The Summer of the Cold Socks

Whether by grand design or random coincidence (I suspect in many cases they’re the same thing), people have been reaching out to me, frustrated, because they feel lacking in creativity, spontaneity, even the use of language in impromptu situations.

I have something to say about this topic because 1) I’m a certified Transformational Voice® Teacher well versed in the Cycle of Breath Based Vocalization and proper breathing helps with…well…everything. 2) I’m an actor, Authentic Performance acting teacher and public speaker – all of which require a command of language in artificial or improvisational situations (in which conscious breathing is extremely helpful.) 3) Ever since I learned the concept of the thriving zone from Barry Dennis (see the 1/5/15 blog entry) I’ve been preaching thriving (as opposed to atrophy or breaking) until people may be dozing in their virtual pews.

Based on a couple of these recent conversations, I suspect people are suffering from limited use of the right brain hemisphere (the creative, imaginative side.) I have something to say about that, and I say it in this free two and a half minute video tip.

Here’s another tip I just read in the September 2015 issue of Oprah Winfrey’s O Magazine. This article interviewing Neuroscientist Berit Brogaard, PhD, is entitled Unlock Your Brain’s Potential.

Thinking harder will not tap into parts of our brain that we don’t consciously use; it will just use the same regions more. To reach new areas, you have to get your brain out of its comfort zone…I believe the easiest [way] is by training yourself in a neurological phenomenon called synesthesia, in which the brain makes unusual associations between things like sounds, colors, and emotions…When the brain makes these associations, it generates new neural connections—and these connections may help to spur creativity and improve memory.

Q: So how do you develop synesthesia?

A: A study in the journal PLOS One found that that it could be activated in as little as two weeks. To get started, consciously associate things you normally wouldn’t, and rehearse those associations until you internalize them. I know it sounds wonky, but it works. I recently teamed up with Johns Hopkins researchers to help a woman unlock her ability to write evocative poetry. First, we had her make a list of emotions (like happiness, love, anger) and match each one with a sound (a thunderclap, the hiss of a teakettle), a taste (zesty, burnt), a smell (fresh-cut grass, smoke from a campfire), and a color. She kept the list on her nightstand and looked at it in the morning or at night. After just a month, she began to experience her emotions as sounds, tastes, smells and colors. When she felt jealousy, she heard a hissing sound and saw a pot of liquid spewing dark magenta. She channeled this newfound way of experiencing emotions into writing poetry like she never had before.

I can’t wait to try it!

What I have to say next brings us to…The Summer of the Cold Socks. This is both a creativity tip and a practical one if your feet get super-hot these warm summer months like mine do. This “fire foot” syndrome, as it’s known around here, can make sleeping difficult.

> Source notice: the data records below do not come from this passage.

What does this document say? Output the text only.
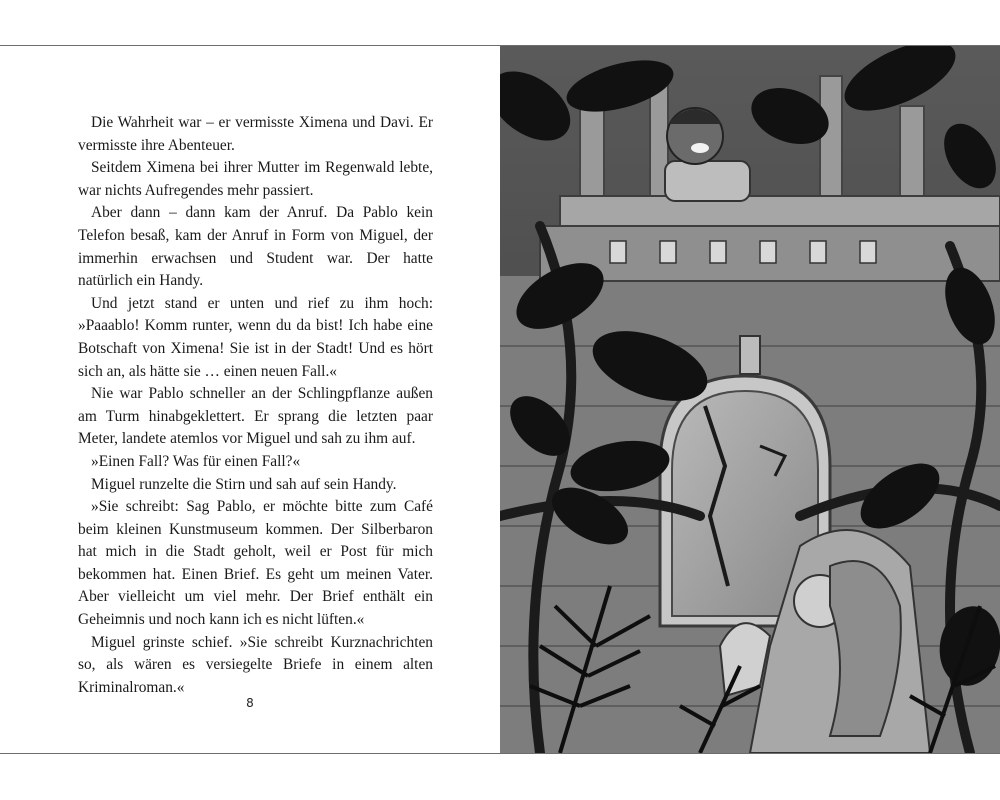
Die Wahrheit war – er vermisste Ximena und Davi. Er vermisste ihre Abenteuer.

Seitdem Ximena bei ihrer Mutter im Regenwald lebte, war nichts Aufregendes mehr passiert.

Aber dann – dann kam der Anruf. Da Pablo kein Telefon besaß, kam der Anruf in Form von Miguel, der immerhin erwachsen und Student war. Der hatte natürlich ein Handy.

Und jetzt stand er unten und rief zu ihm hoch: »Paaablo! Komm runter, wenn du da bist! Ich habe eine Botschaft von Ximena! Sie ist in der Stadt! Und es hört sich an, als hätte sie … einen neuen Fall.«

Nie war Pablo schneller an der Schlingpflanze außen am Turm hinabgeklettert. Er sprang die letzten paar Meter, landete atemlos vor Miguel und sah zu ihm auf.

»Einen Fall? Was für einen Fall?«

Miguel runzelte die Stirn und sah auf sein Handy.

»Sie schreibt: Sag Pablo, er möchte bitte zum Café beim kleinen Kunstmuseum kommen. Der Silberbaron hat mich in die Stadt geholt, weil er Post für mich bekommen hat. Einen Brief. Es geht um meinen Vater. Aber vielleicht um viel mehr. Der Brief enthält ein Geheimnis und noch kann ich es nicht lüften.«

Miguel grinste schief. »Sie schreibt Kurznachrichten so, als wären es versiegelte Briefe in einem alten Kriminalroman.«

8
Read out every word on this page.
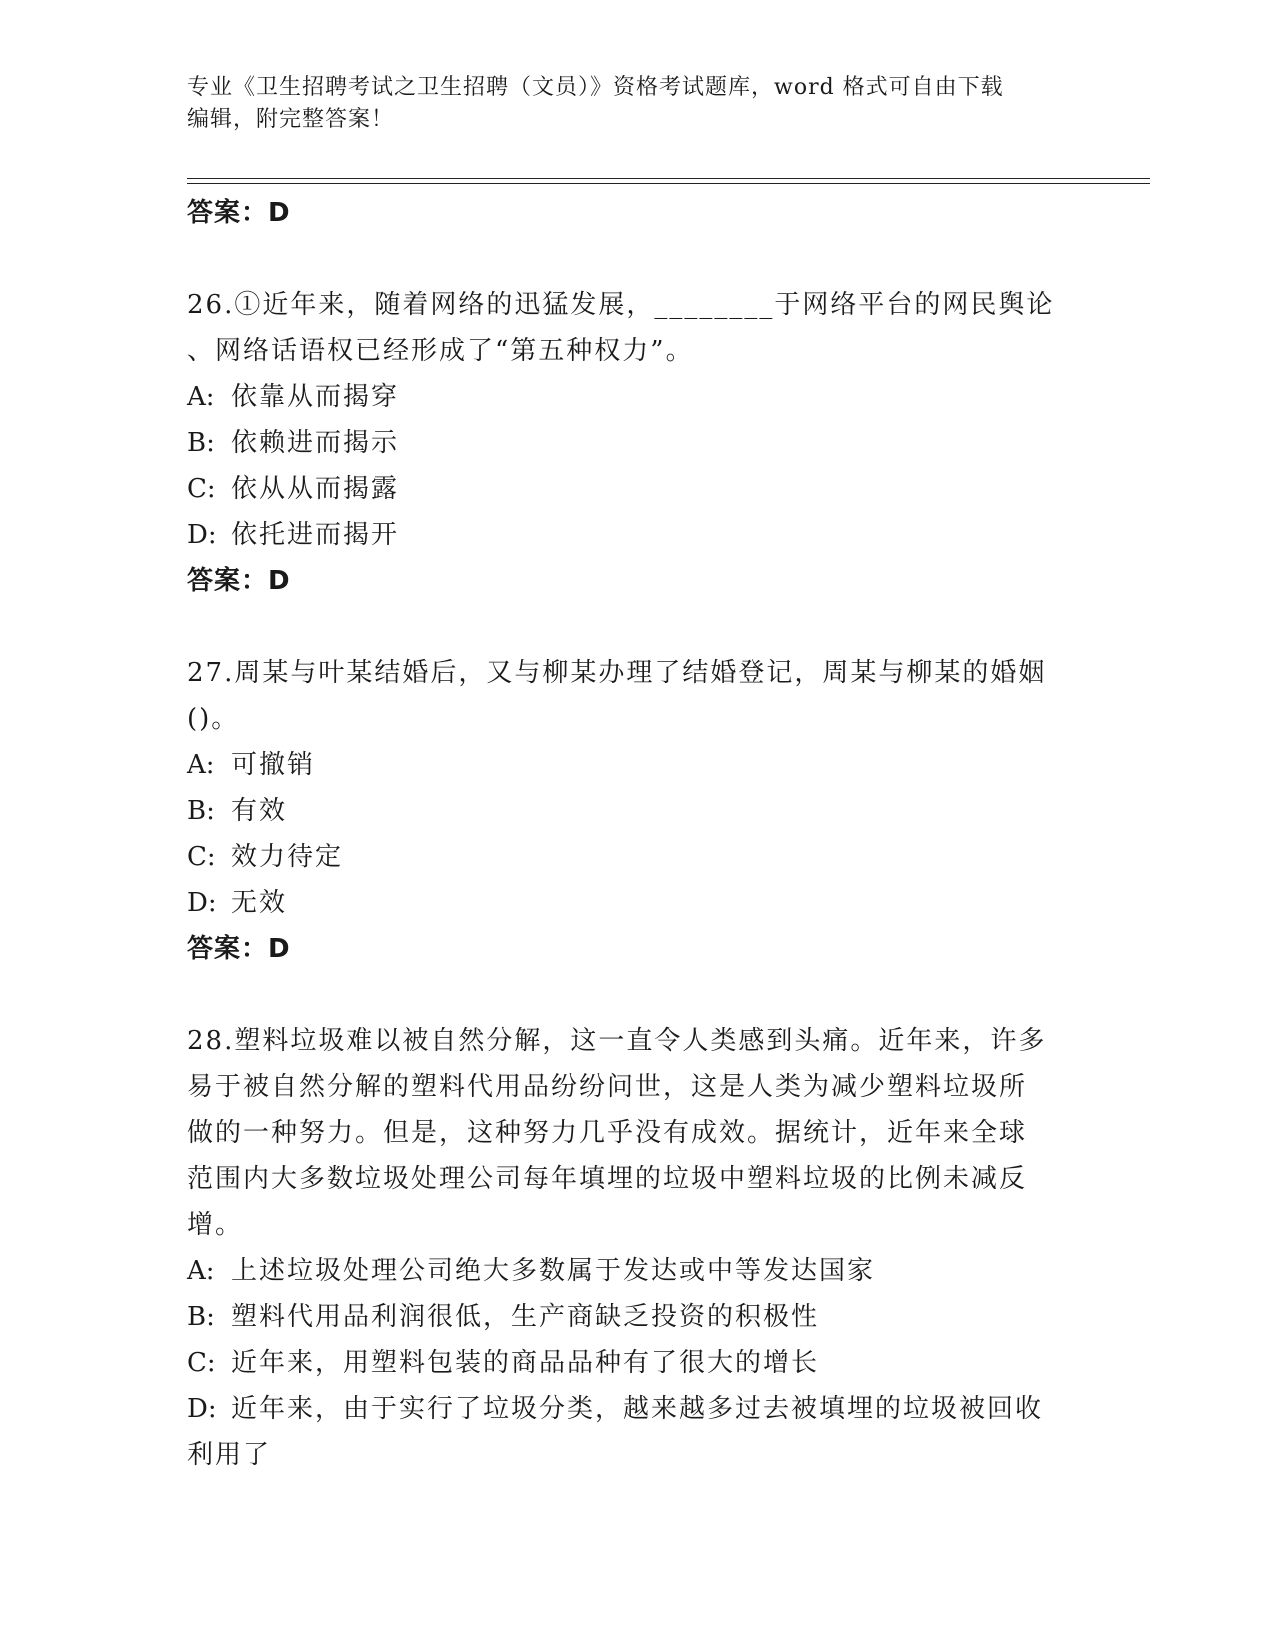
专业《卫生招聘考试之卫生招聘（文员）》资格考试题库，word 格式可自由下载
编辑，附完整答案！
答案：D
26.①近年来，随着网络的迅猛发展，________于网络平台的网民舆论
、网络话语权已经形成了“第五种权力”。
A: 依靠从而揭穿
B: 依赖进而揭示
C: 依从从而揭露
D: 依托进而揭开
答案：D
27.周某与叶某结婚后，又与柳某办理了结婚登记，周某与柳某的婚姻
()。
A: 可撤销
B: 有效
C: 效力待定
D: 无效
答案：D
28.塑料垃圾难以被自然分解，这一直令人类感到头痛。近年来，许多
易于被自然分解的塑料代用品纷纷问世，这是人类为减少塑料垃圾所
做的一种努力。但是，这种努力几乎没有成效。据统计，近年来全球
范围内大多数垃圾处理公司每年填埋的垃圾中塑料垃圾的比例未减反
增。
A: 上述垃圾处理公司绝大多数属于发达或中等发达国家
B: 塑料代用品利润很低，生产商缺乏投资的积极性
C: 近年来，用塑料包装的商品品种有了很大的增长
D: 近年来，由于实行了垃圾分类，越来越多过去被填埋的垃圾被回收
利用了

My partner, George, had this problem the last record breaking hot summer, 2009, in the Willamette Valley. He got tired of sitting on the edge of the bathtub with his feet in cold water or holding ice packs on them, and decided to dampen some socks and put them in a zipped plastic bag in the freezer. Voila – cold socks. You have to de-crust them a little before you put them on, but my goodness, do they help cool your feet! And quickly!

Now, I have a confession to make. George and I laugh so hard, at the silliest things, sometimes I feel embarrassed (I can’t wait to see how I describe embarrassment after doing the synesthesia exercise) to share the things we laugh about with other people. In fact, I usually don’t! But here’s one, because it’s a good right brain creative exercise.

Write a story. You know, your own – instead of reading someone else’s.

It all started one day when George and I were walking, it was hot, we were getting sweaty, and he mentioned that 2009 heat wave. He said, “That was the summer of the cold socks.”

Right then, right there, walking on Inverurie Road, I heard that deep-voiced announcer in my head. You know the one. But instead of saying, “Only through Labor Day,” or “The moment that changed the history of the world…in theaters June 19th” the voice said, “It was the summer of the cold socks.”

That just made me laugh, and keep laughing while I told George why I was laughing. And it begged…begged, I tell you!…for a next line. Which was something like “Dogs lapped their bowls dry, and their heads dropped to their paws.” George was like, “Wouldn’t they wilt?” I was like, “Yes, dogs lapped their bowls dry, and their heads wilted on…” George: “Wilted…listlessly…?” Me: “Yes! Wilted listlessly on…or upon…?” George: “Hmm…Upon, definitely upon.”

With that, I give you, the first four lines (for all I know the only four lines) of The Summer of the Cold Socks:

It was the summer of the cold socks.

Dogs lapped their bowls dry, and their heads wilted listlessly upon their paws.

Livestock tails twitched flies in the blistered misery.

The swimming hole beckoned.

And I have only one last thing to say on this matter. Keep two pairs of cold socks in the freezer. When one gets to room temperature after about 20 minutes, put them back in the freezer, and take out the other. Your hot feet and right brain will thank you.